After years of contracts almost signed, delays and other uncertainties it looks like China to have won the race for the delivery of 6 diesel-electric SSKs with air-independent-propulsion (AIP) to the Navy of Pakistan. In any case respective news came to light at the end of February/ early March 2014 that have not been formally denied yet. Allegedly, a contract is to be signed by the end of this year.

According to that construction of 6 submarines on the basis of the Chinese type 041/ “Yuhan”-Class (has many design elements of the Russian “Kilo”-Class) is to start already this year.

The contract has a volume of 250 Mill. Euros, what cannot be matched by any other shipyard. The submarine displacing more than 3,000 t and carrying the type-designation “S-20” will receive an AIP-system, and will be able to launch torpedoes, alternatively mines, as well as anti-ship- missiles. Construction is said to be started in 2014, with 4 submarines to be built at the China State Shipbuilding Industrial Coorperation (CSIS) at Wuhan and 2 submarines at the Karachi Shipbuilding and Engineering Work (KSEW). All submarines are scheduled to be delivered by 2013.

The financial situation of the country with a defense budget of a mere 7.6 Bill. USD (= 5.8 Bill. Euros) requires some caution despite the very advantageous Chinese offer. Only, one should remember the news of November 2008 when a contract of about 773 Mill. Euros was ready for signature to deliver 3 AIP submarines of the German export type 214 from HDW/ TKMS.

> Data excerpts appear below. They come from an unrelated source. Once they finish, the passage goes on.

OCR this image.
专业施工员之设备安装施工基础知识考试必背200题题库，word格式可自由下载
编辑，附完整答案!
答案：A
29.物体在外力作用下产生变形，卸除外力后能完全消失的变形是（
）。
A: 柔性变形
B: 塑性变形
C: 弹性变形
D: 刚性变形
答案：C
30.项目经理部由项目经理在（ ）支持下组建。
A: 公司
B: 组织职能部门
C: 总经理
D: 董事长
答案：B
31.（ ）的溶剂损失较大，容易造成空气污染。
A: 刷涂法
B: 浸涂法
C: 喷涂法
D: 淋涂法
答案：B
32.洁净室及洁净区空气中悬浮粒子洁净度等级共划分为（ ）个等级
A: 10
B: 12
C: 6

Apart from 3 midget submarines of the type “MG 110” the Navy of Pakistan currently maintains 5 diesel-electric submarines. 2 submarines (PNS Hashmat/ S-135 and PNS Hurmat/ S-136) of the French type “Agosta 70” were procured in 1979 and 1980, stemming from the failed project to deliver these submarines by France to South Africa. 3 submarines of the type “Agosta 90B” were bought from France (PNS Khalid/ S-137, PNS Saad/ S-138, and PNS Hamza/ S-139) between 1999 and 2008, with Khalid being built in France, the Saad partially in France and Pakistan, and the Hamza being the first submarine built entirely in Pakistan. The last 3 submarines do have a French AIP-system. Further, the media continue to report about a Pakistani project of an own development of a nuclear powered submarine to start in 2017.